UTAH (ABC4) – The Great Salt Lake’s ecosystem supports 75 percent of all wetlands in Utah.  The Nature Conservancy is working on a project to create 40 acres of new wetlands just outside of Layton. The new wetlands will serve to create habitat for migratory birds, manage runoff rainwater, and improve the quality of the water that makes it to Great Salt Lake.  

The Great Salt Lake Shorelands Preserve sits along the east side of the Great Salt Lake. Just west of the shoreline is Antelope Island State Park. The preserve is managed by The Nature Conservancy and spans more than 4,400 acres.  

The preserve has been around for 15 years and is getting an upgrade.   

“Even though it might just be a cup of water to the big picture, at least we have that cup of water to add back to the system and let it go back to the Great Salt Lake and try to maintain a health system or add to it,” Chris Brown told ABC4. Brown is the director of stewardship for The Nature Conservancy.   

He explained that rainwater runoff from areas in Layton, like the Freeport Center, is directed to the preserve. All rain is welcome, especially during a drought. However, as the runoff races through ditches, canals, and streets, it picks up unwanted garbage.   

“There’s a lot of trash and debris and stuff,” Brown stated. “Well, all that stuff goes to the Great Salt Lake and gets deposited out there and will stay there for eons of time.” Along with trash, the water carries silt (which overwhelms the wetlands it drains into) and pollutants.  

The solution? There may not be just one, but the preserve will soon be home to 40 acres of man-made wetlands which will collect all that dirty water.   

“The main levy that we’re standing on here is about 4,300 feet long and the other one is about 600 feet long,” W. Chris Christiansen said while standing on a large dirt levy at the project site.

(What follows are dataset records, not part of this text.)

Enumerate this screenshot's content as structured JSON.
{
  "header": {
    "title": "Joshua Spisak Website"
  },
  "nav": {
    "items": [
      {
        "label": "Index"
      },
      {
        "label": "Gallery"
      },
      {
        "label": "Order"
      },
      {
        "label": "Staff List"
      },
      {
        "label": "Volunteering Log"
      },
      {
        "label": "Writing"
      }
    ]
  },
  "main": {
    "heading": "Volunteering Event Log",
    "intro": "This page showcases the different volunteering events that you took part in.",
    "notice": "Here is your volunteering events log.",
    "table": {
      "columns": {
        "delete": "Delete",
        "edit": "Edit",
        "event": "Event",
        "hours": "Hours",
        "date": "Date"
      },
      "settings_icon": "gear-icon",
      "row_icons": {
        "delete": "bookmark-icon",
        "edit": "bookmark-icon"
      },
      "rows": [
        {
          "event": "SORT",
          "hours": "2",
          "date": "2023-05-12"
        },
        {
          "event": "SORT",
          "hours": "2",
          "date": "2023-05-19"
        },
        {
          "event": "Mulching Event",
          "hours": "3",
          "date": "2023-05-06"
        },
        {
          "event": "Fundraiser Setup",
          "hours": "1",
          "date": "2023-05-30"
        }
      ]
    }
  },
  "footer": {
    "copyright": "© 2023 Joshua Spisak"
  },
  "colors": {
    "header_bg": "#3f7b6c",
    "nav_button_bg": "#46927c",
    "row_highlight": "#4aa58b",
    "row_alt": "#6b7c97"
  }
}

Christiansen is the project engineer (from Equinox Engineering). Before the water makes it to the levy he was standing on, it will have to go through a filtration system that will collect large debris and garbage.   

“I’ve seen it myself with birds that have plastic stuck around their heads or in their feet,” Brown added referring to the trash that often makes it to existing wetlands which provide crucial habitat for millions of migratory birds in the spring and fall. He continued, “And so, hopefully we can reduce some of that happening.”  

The area will serve as a habitat for hundreds of species of migratory birds. While the man-made wetlands will rely on rain, strategic water management will ensure that water is in the wetlands even if naturally occurring wetlands in the area have dried out.  

 The new wetlands will provide refuge for birds, but it will serve another purpose as well. They will clean the water a second time before any of the water is released into the lake.  

“The wetlands plants will naturally clean it up and remove some of the heavy metals and things like that,” Brown stated. Researchers from multiple Utah universities have found elevated levels of heavy metals and toxic substances in the exposed lakebed at GSL. Having this new system in place will help prevent some additional pollution from making its way to the lake, adding to the problem.  

“If it wasn’t for the nature conservancy and the things that they’re doing, a lot of these projects would not get done,” Christiansen stated.  

The 40 acres are part of the preserve and were set aside for this project years ago. Construction of the new wetlands is expected to be finished by November and will cost around $300,000. The Nature Conservancy fundraised to cover the cost. The preserve is open to the public. However, the new wetlands are not located in the public area of the preserve.